Hindustan Unilever
Long-term drivers intact
Our recent interaction with HUVR's management gave us no reason to raise our
earnings forecasts, but we came away confident that HUVR was better positioned
to drive growth in a fast changing consumer market. Its rural initiative will likely
differentiate it from the competition. We maintain our Buy call.
Management cautious about competitive pressures easing
The official management view remains that competition is intense and that advertisement
spending will remain high in the medium term. HUVR has raised soap and detergent prices,
but this has only partially neutralised cost pressures.
Moving out of low-margin segments like soaps and tea, despite losing market share
Management clarified that it had consciously moved away from mass-market offerings in
soaps and tea, even at the cost of losing market share, as it did not find commercial business
value in sustaining offerings in the low-margin and highly competitive segments in these
categories. However, it highlighted the success of the Wheel detergent brand in the mass
market, which is delivering superior returns even at lower EBIT margins.

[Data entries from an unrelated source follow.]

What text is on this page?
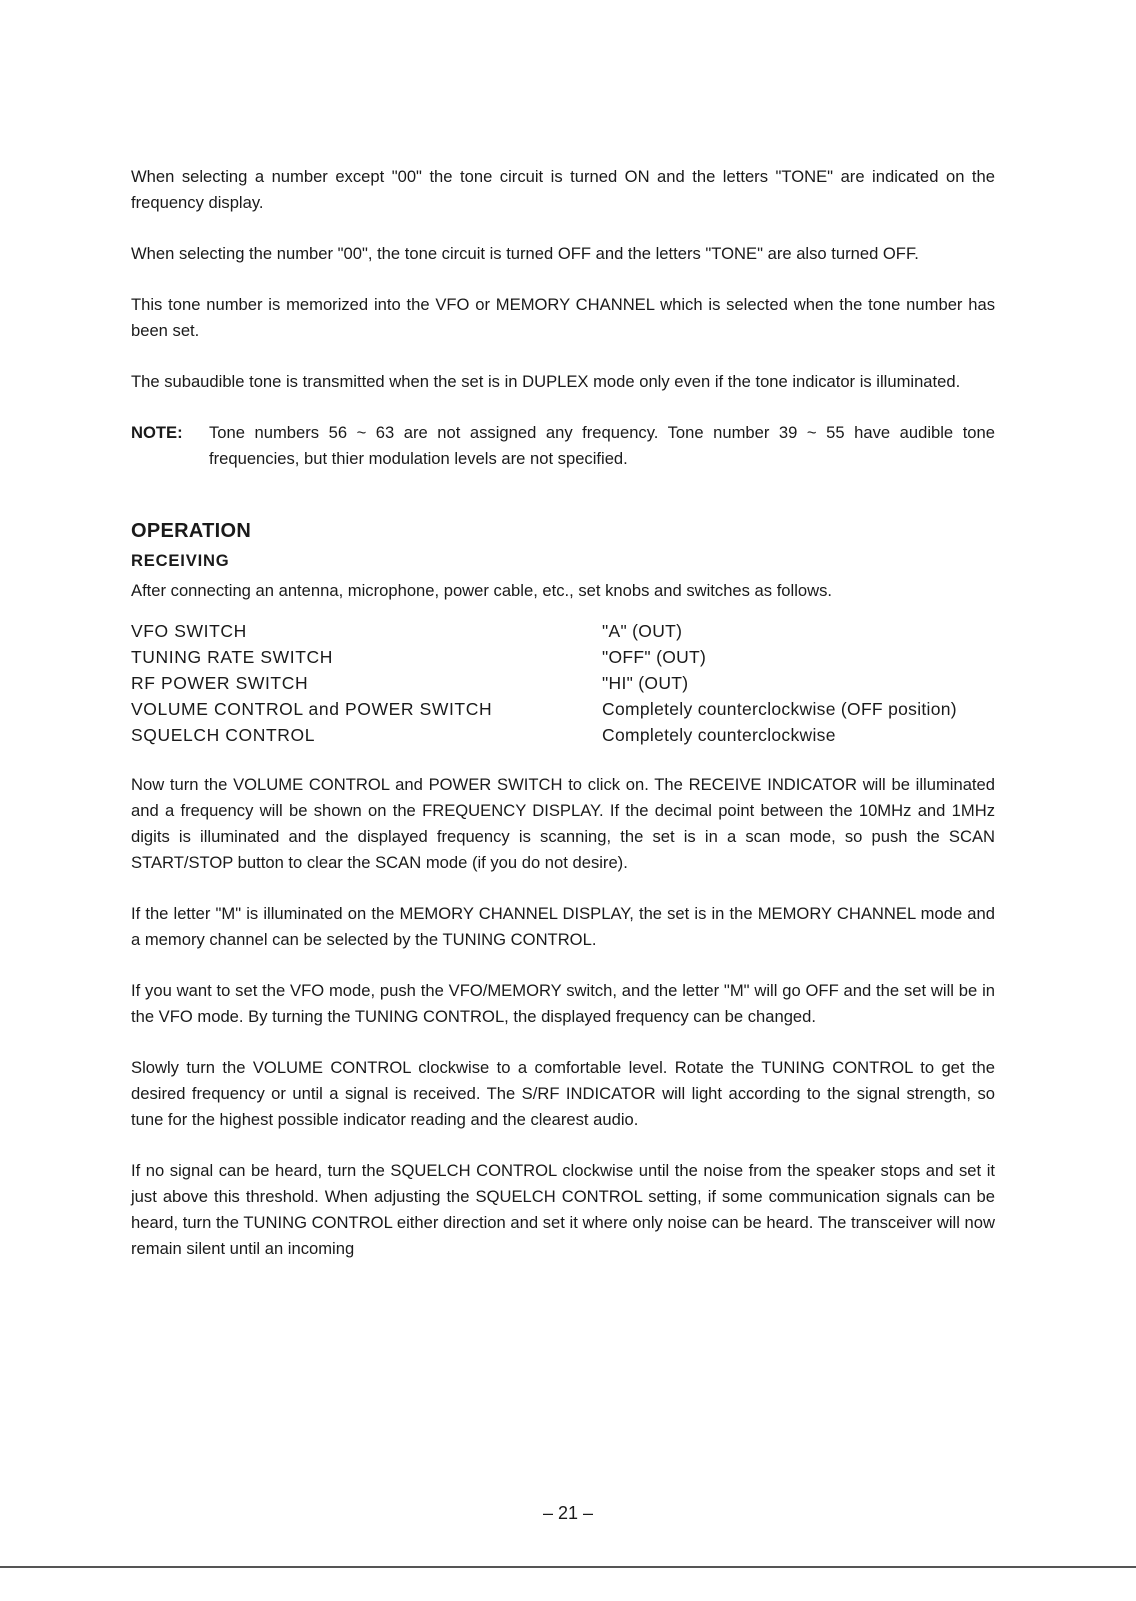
When selecting a number except "00" the tone circuit is turned ON and the letters "TONE" are indicated on the frequency display.

When selecting the number "00", the tone circuit is turned OFF and the letters "TONE" are also turned OFF.

This tone number is memorized into the VFO or MEMORY CHANNEL which is selected when the tone number has been set.

The subaudible tone is transmitted when the set is in DUPLEX mode only even if the tone indicator is illuminated.

NOTE:	Tone numbers 56 ~ 63 are not assigned any frequency. Tone number 39 ~ 55 have audible tone frequencies, but thier modulation levels are not specified.

OPERATION
RECEIVING

After connecting an antenna, microphone, power cable, etc., set knobs and switches as follows.

VFO SWITCH	"A" (OUT)
TUNING RATE SWITCH	"OFF" (OUT)
RF POWER SWITCH	"HI" (OUT)
VOLUME CONTROL and POWER SWITCH	Completely counterclockwise (OFF position)
SQUELCH CONTROL	Completely counterclockwise

Now turn the VOLUME CONTROL and POWER SWITCH to click on. The RECEIVE INDICATOR will be illuminated and a frequency will be shown on the FREQUENCY DISPLAY. If the decimal point between the 10MHz and 1MHz digits is illuminated and the displayed frequency is scanning, the set is in a scan mode, so push the SCAN START/STOP button to clear the SCAN mode (if you do not desire).

If the letter "M" is illuminated on the MEMORY CHANNEL DISPLAY, the set is in the MEMORY CHANNEL mode and a memory channel can be selected by the TUNING CONTROL.

If you want to set the VFO mode, push the VFO/MEMORY switch, and the letter "M" will go OFF and the set will be in the VFO mode. By turning the TUNING CONTROL, the displayed frequency can be changed.

Slowly turn the VOLUME CONTROL clockwise to a comfortable level. Rotate the TUNING CONTROL to get the desired frequency or until a signal is received. The S/RF INDICATOR will light according to the signal strength, so tune for the highest possible indicator reading and the clearest audio.

If no signal can be heard, turn the SQUELCH CONTROL clockwise until the noise from the speaker stops and set it just above this threshold. When adjusting the SQUELCH CONTROL setting, if some communication signals can be heard, turn the TUNING CONTROL either direction and set it where only noise can be heard. The transceiver will now remain silent until an incoming

– 21 –
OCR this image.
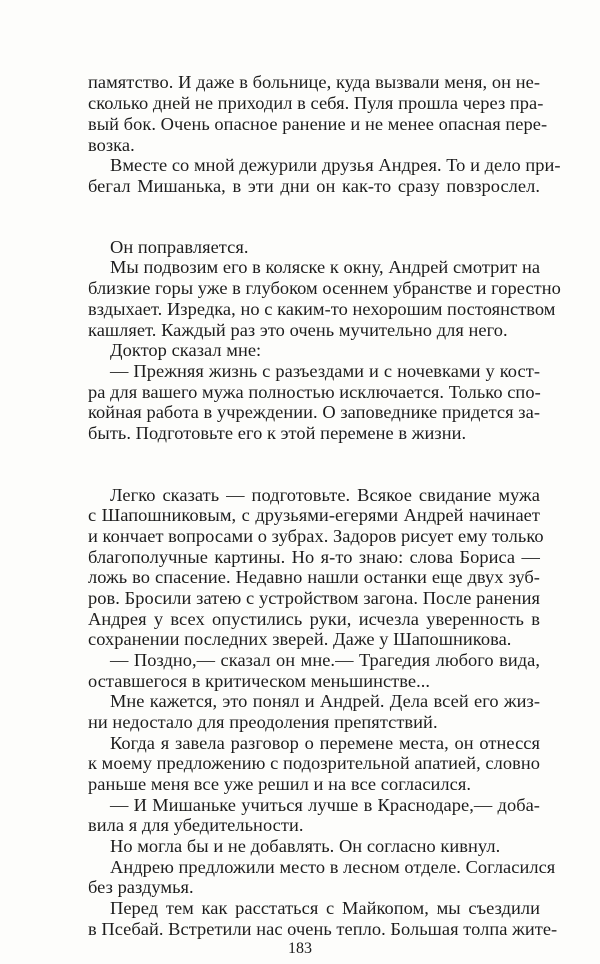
памятство. И даже в больнице, куда вызвали меня, он не-
сколько дней не приходил в себя. Пуля прошла через пра-
вый бок. Очень опасное ранение и не менее опасная пере-
возка.
Вместе со мной дежурили друзья Андрея. То и дело при-
бегал Мишанька, в эти дни он как-то сразу повзрослел.
Он поправляется.
Мы подвозим его в коляске к окну, Андрей смотрит на
близкие горы уже в глубоком осеннем убранстве и горестно
вздыхает. Изредка, но с каким-то нехорошим постоянством
кашляет. Каждый раз это очень мучительно для него.
Доктор сказал мне:
— Прежняя жизнь с разъездами и с ночевками у кост-
ра для вашего мужа полностью исключается. Только спо-
койная работа в учреждении. О заповеднике придется за-
быть. Подготовьте его к этой перемене в жизни.
Легко сказать — подготовьте. Всякое свидание мужа
с Шапошниковым, с друзьями-егерями Андрей начинает
и кончает вопросами о зубрах. Задоров рисует ему только
благополучные картины. Но я-то знаю: слова Бориса —
ложь во спасение. Недавно нашли останки еще двух зуб-
ров. Бросили затею с устройством загона. После ранения
Андрея у всех опустились руки, исчезла уверенность в
сохранении последних зверей. Даже у Шапошникова.
— Поздно,— сказал он мне.— Трагедия любого вида,
оставшегося в критическом меньшинстве...
Мне кажется, это понял и Андрей. Дела всей его жиз-
ни недостало для преодоления препятствий.
Когда я завела разговор о перемене места, он отнесся
к моему предложению с подозрительной апатией, словно
раньше меня все уже решил и на все согласился.
— И Мишаньке учиться лучше в Краснодаре,— доба-
вила я для убедительности.
Но могла бы и не добавлять. Он согласно кивнул.
Андрею предложили место в лесном отделе. Согласился
без раздумья.
Перед тем как расстаться с Майкопом, мы съездили
в Псебай. Встретили нас очень тепло. Большая толпа жите-
183
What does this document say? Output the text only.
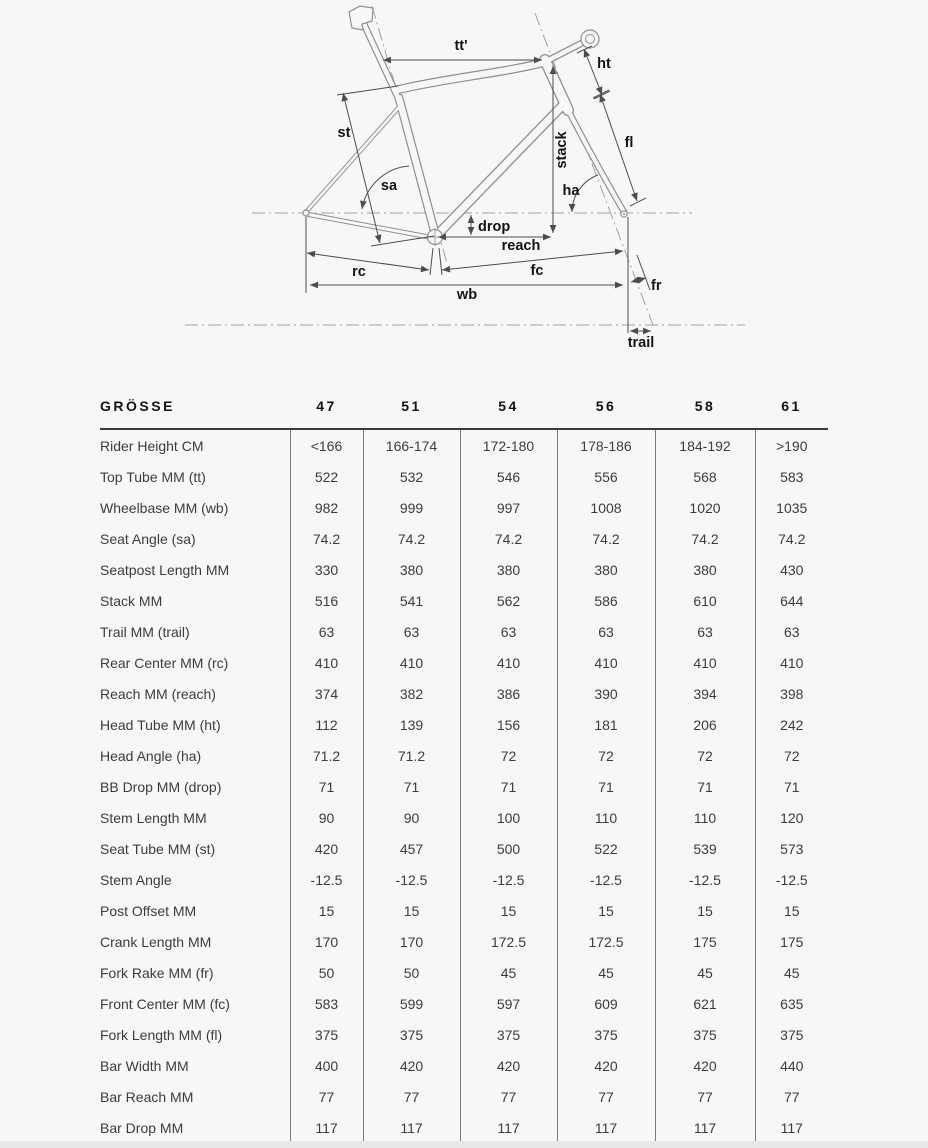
tt'
ht
st
sa
stack	fl
ha
drop
reach
rc	fc
fr
wb
trail
GRÖSSE	47	51	54	56	58	61
Rider Height CM	<166	166-174	172-180	178-186	184-192	>190
Top Tube MM (tt)	522	532	546	556	568	583
Wheelbase MM (wb)	982	999	997	1008	1020	1035
Seat Angle (sa)	74.2	74.2	74.2	74.2	74.2	74.2
Seatpost Length MM	330	380	380	380	380	430
Stack MM	516	541	562	586	610	644
Trail MM (trail)	63	63	63	63	63	63
Rear Center MM (rc)	410	410	410	410	410	410
Reach MM (reach)	374	382	386	390	394	398
Head Tube MM (ht)	112	139	156	181	206	242
Head Angle (ha)	71.2	71.2	72	72	72	72
BB Drop MM (drop)	71	71	71	71	71	71
Stem Length MM	90	90	100	110	110	120
Seat Tube MM (st)	420	457	500	522	539	573
Stem Angle	-12.5	-12.5	-12.5	-12.5	-12.5	-12.5
Post Offset MM	15	15	15	15	15	15
Crank Length MM	170	170	172.5	172.5	175	175
Fork Rake MM (fr)	50	50	45	45	45	45
Front Center MM (fc)	583	599	597	609	621	635
Fork Length MM (fl)	375	375	375	375	375	375
Bar Width MM	400	420	420	420	420	440
Bar Reach MM	77	77	77	77	77	77
Bar Drop MM	117	117	117	117	117	117
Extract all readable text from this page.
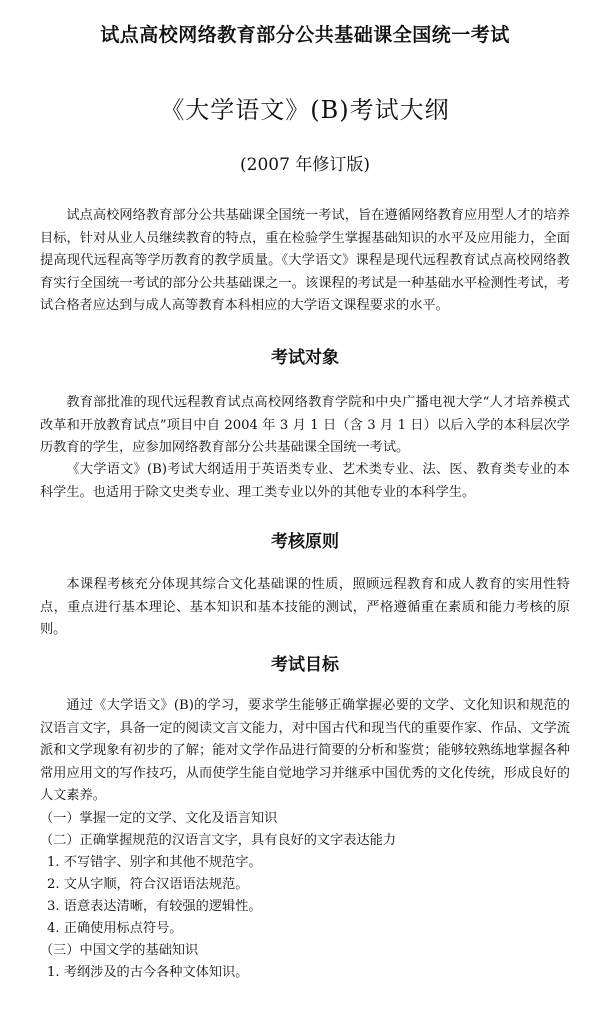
试点高校网络教育部分公共基础课全国统一考试
《大学语文》(B)考试大纲
(2007 年修订版)

试点高校网络教育部分公共基础课全国统一考试，旨在遵循网络教育应用型人才的培养目标，针对从业人员继续教育的特点，重在检验学生掌握基础知识的水平及应用能力，全面提高现代远程高等学历教育的教学质量。《大学语文》课程是现代远程教育试点高校网络教育实行全国统一考试的部分公共基础课之一。该课程的考试是一种基础水平检测性考试，考试合格者应达到与成人高等教育本科相应的大学语文课程要求的水平。

考试对象

教育部批准的现代远程教育试点高校网络教育学院和中央广播电视大学“人才培养模式改革和开放教育试点”项目中自 2004 年 3 月 1 日（含 3 月 1 日）以后入学的本科层次学历教育的学生，应参加网络教育部分公共基础课全国统一考试。

《大学语文》(B)考试大纲适用于英语类专业、艺术类专业、法、医、教育类专业的本科学生。也适用于除文史类专业、理工类专业以外的其他专业的本科学生。

考核原则

本课程考核充分体现其综合文化基础课的性质，照顾远程教育和成人教育的实用性特点，重点进行基本理论、基本知识和基本技能的测试，严格遵循重在素质和能力考核的原则。

考试目标

通过《大学语文》(B)的学习，要求学生能够正确掌握必要的文学、文化知识和规范的汉语言文字，具备一定的阅读文言文能力，对中国古代和现当代的重要作家、作品、文学流派和文学现象有初步的了解；能对文学作品进行简要的分析和鉴赏；能够较熟练地掌握各种常用应用文的写作技巧，从而使学生能自觉地学习并继承中国优秀的文化传统，形成良好的人文素养。

（一）掌握一定的文学、文化及语言知识
（二）正确掌握规范的汉语言文字，具有良好的文字表达能力
1. 不写错字、别字和其他不规范字。
2. 文从字顺，符合汉语语法规范。
3. 语意表达清晰，有较强的逻辑性。
4. 正确使用标点符号。
（三）中国文学的基础知识
1. 考纲涉及的古今各种文体知识。
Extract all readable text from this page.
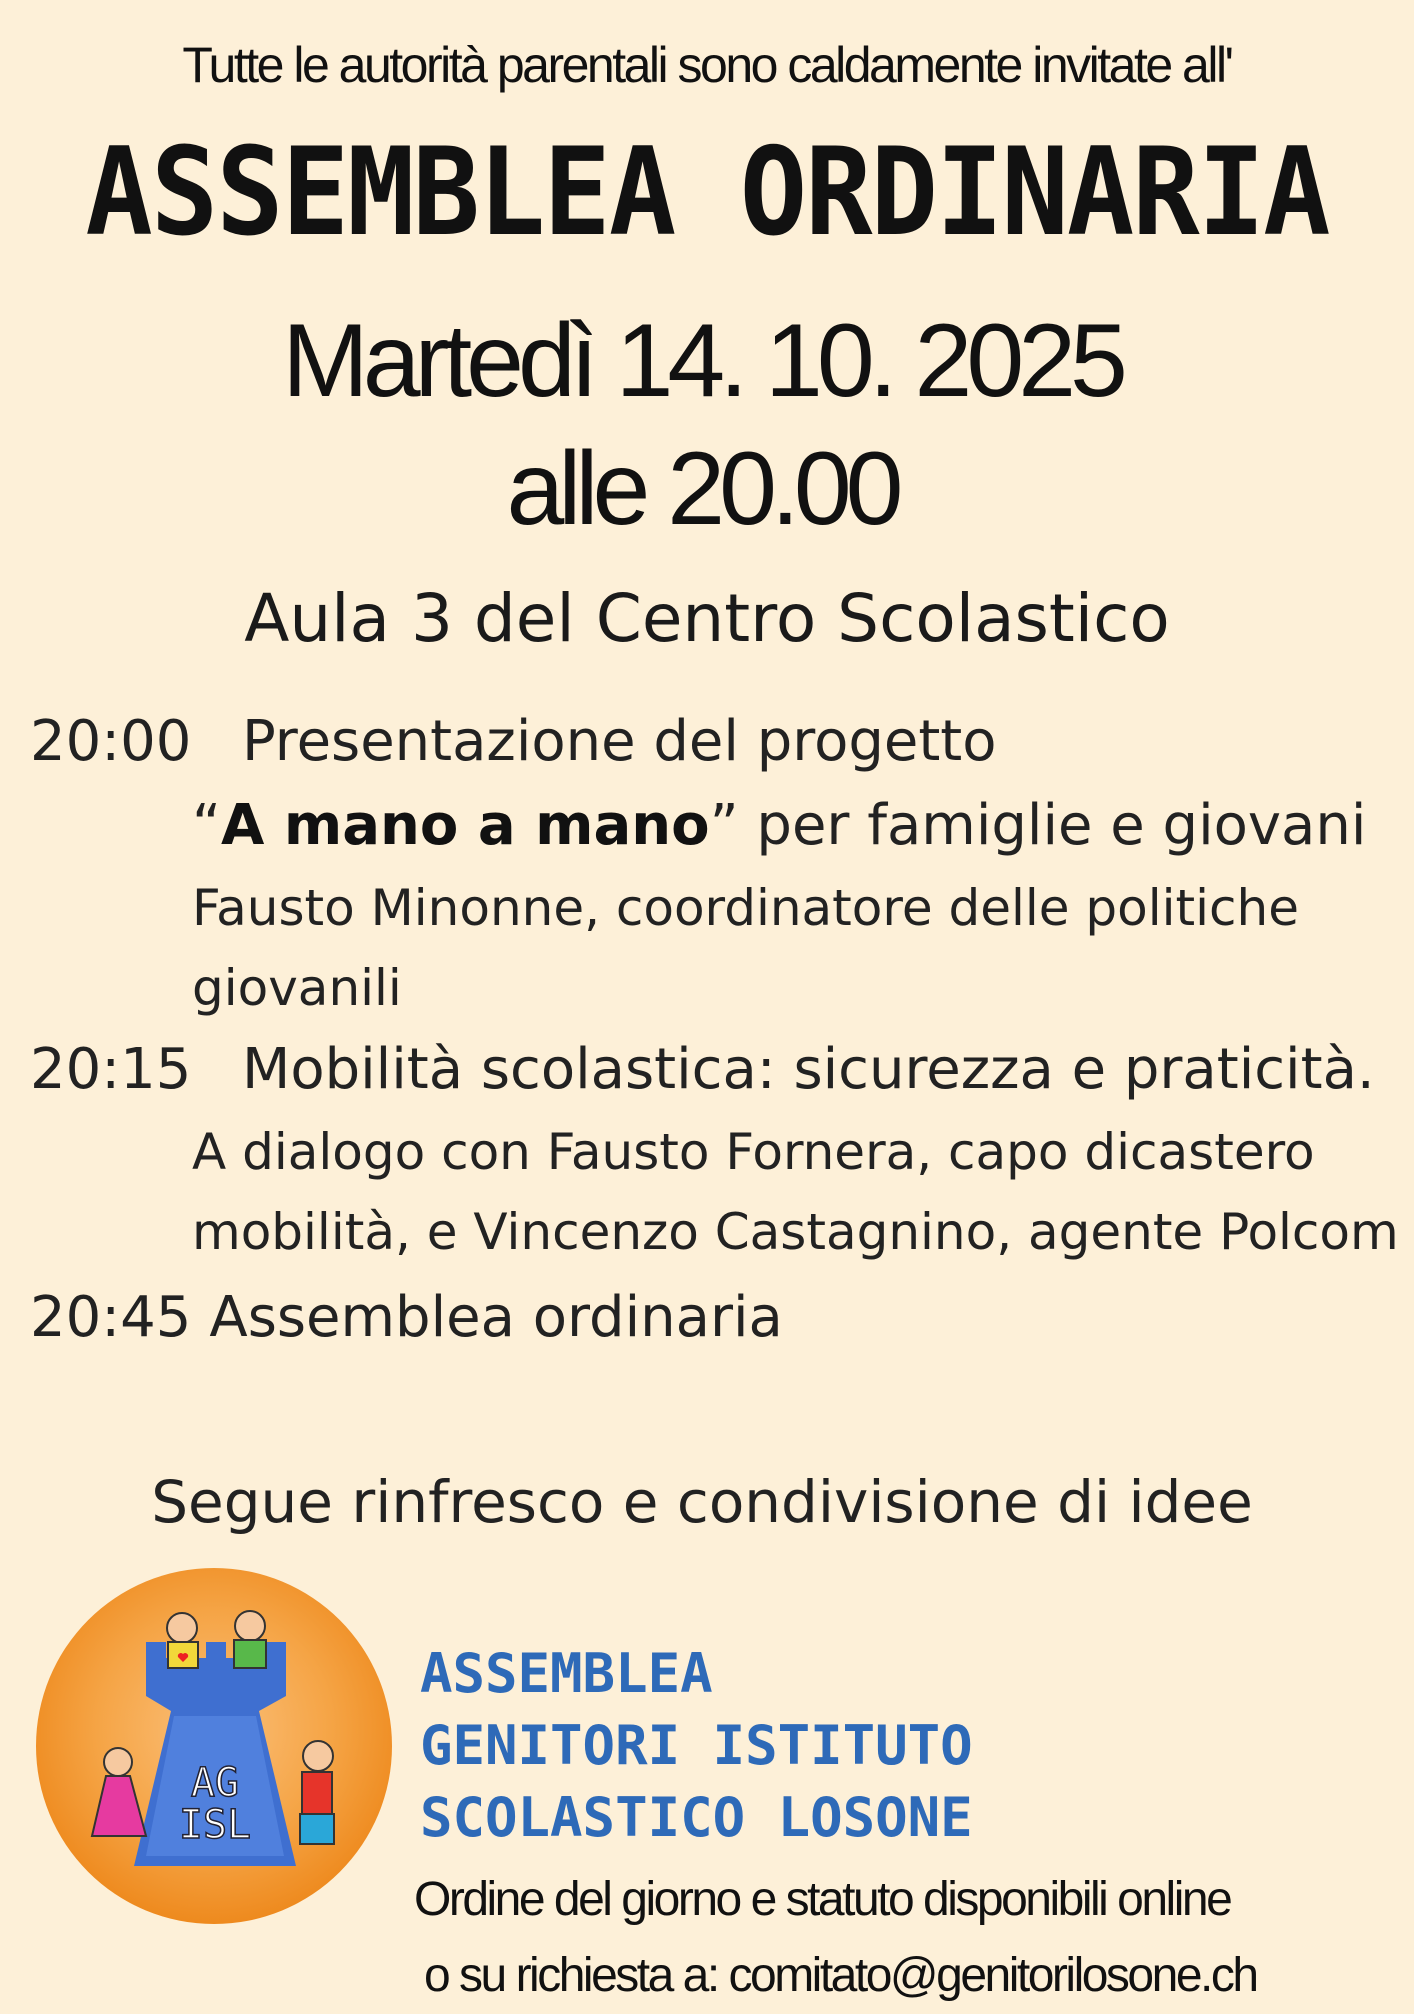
Tutte le autorità parentali sono caldamente invitate all'
ASSEMBLEA ORDINARIA
Martedì 14. 10. 2025
alle 20.00
Aula 3 del Centro Scolastico
20:00 Presentazione del progetto
“A mano a mano” per famiglie e giovani
Fausto Minonne, coordinatore delle politiche giovanili
20:15 Mobilità scolastica: sicurezza e praticità.
A dialogo con Fausto Fornera, capo dicastero mobilità, e Vincenzo Castagnino, agente Polcom
20:45 Assemblea ordinaria
Segue rinfresco e condivisione di idee
AG
ISL
ASSEMBLEA
GENITORI ISTITUTO
SCOLASTICO LOSONE
Ordine del giorno e statuto disponibili online
o su richiesta a: comitato@genitorilosone.ch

We remain positive on the stock; maintain Buy
The HUVR stock has risen 30.8% over the last six months (vs 14% rise in the BSE Sensex),
and at 24.4x FY12F earnings its valuation no longer looks cheap. However, we believe
HUVR is positioning itself to take advantage of growth acceleration in rural India through the
expansion of its rural distribution network. HUVR is also up-trading in urban India with strong
and sustained innovation in the premium segments across product categories. We believe
there could be a positive earnings surprise after FY11.